Cette explication ne supprime aucunement la responsabilité desdits enseignants, en particulier de ceux qui ne se sont mis en grève qu’en réaction à des incidents plus ou moins violents causés par des élèves, en oubliant toutes les autres raisons qu’ils avaient de le faire : les classes surchargées, la multiplication des emplois précaires et plus largement le désengagement de l’État et son consentement à un échec scolaire massif. La contribution de ces enseignants aux politiques sécuritaires des gouvernements Jospin, Raffarin, Villepin et Fillon a été redoutable en termes de légitimation : lorsque même les éducateurs se détournent de l’éducatif pour ne plus demander que de l’encadrement et la punition, les gouvernants ont beau jeu de décréter que l’éducatif a fait son temps et qu’il faut désormais « rétablir la sanction ».

P.-S.

Une première version de ce texte est parue initialement dans Le ministère de la peur.

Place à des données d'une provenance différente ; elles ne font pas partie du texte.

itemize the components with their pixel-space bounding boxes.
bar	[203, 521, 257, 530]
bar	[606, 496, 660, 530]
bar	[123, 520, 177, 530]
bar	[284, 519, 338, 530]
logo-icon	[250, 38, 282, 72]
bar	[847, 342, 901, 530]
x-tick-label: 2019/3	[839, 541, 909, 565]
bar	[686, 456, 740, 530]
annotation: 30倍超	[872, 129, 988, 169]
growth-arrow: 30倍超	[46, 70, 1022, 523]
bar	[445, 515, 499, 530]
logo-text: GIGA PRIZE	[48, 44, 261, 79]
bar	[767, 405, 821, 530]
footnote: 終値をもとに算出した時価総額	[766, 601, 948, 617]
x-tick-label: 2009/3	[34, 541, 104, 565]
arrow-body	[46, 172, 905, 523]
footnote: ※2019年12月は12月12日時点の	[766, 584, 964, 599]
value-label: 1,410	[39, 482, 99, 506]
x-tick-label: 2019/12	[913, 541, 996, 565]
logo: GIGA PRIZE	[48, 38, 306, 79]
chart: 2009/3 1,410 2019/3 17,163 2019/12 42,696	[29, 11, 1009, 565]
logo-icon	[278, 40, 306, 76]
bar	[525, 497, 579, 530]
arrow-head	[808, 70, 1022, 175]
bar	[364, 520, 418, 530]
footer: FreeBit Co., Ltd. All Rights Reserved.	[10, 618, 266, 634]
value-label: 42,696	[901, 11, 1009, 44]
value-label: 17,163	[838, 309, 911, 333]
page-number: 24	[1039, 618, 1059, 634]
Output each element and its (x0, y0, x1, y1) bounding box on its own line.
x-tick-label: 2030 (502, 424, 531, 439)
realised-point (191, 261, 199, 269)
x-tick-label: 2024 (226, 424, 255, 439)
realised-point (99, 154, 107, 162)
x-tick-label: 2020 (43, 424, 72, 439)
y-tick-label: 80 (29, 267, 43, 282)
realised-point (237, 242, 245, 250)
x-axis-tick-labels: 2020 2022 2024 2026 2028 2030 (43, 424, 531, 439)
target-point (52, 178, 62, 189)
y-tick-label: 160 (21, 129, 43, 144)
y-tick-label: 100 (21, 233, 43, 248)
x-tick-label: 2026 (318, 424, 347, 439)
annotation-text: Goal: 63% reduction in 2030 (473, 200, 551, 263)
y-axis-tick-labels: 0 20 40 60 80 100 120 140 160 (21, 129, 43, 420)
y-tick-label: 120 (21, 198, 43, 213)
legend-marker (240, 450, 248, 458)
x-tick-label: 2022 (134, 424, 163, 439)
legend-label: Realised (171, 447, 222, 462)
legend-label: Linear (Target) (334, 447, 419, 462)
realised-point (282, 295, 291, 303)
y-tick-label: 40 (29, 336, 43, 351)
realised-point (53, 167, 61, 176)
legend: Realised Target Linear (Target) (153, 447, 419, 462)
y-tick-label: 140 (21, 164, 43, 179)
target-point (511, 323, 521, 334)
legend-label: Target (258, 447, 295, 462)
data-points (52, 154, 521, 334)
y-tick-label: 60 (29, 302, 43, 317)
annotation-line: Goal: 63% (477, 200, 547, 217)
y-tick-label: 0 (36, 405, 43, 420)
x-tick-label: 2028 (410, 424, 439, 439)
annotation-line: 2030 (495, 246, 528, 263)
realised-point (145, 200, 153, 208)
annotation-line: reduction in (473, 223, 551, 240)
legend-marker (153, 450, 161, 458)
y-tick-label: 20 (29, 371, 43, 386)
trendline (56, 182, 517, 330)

Réflexions sur le nouvel ordre sécuritaire, paru en 2004 aux éditions L’Esprit Frappeur.

Une manifestation unitaire aura lieu à Paris le 4 septembre 2010 contre l’actuelle offensive « sécuritaire » du gouvernement Fillon :

« Face à la xénophobie et à la politique du pilori : liberté, égalité, fraternité »

Place de la République à Paris, à 14h00.

Notes

[1Étant pourtant entendu qu’à l’exception des chauffeurs de bus et de certains enseignants non-titulaires, ils ne sont pas véritablement « en bas » de l’échelle sociale – en tout cas nettement au-dessus des « jeunes » qu’ils sont invités à stigmatiser.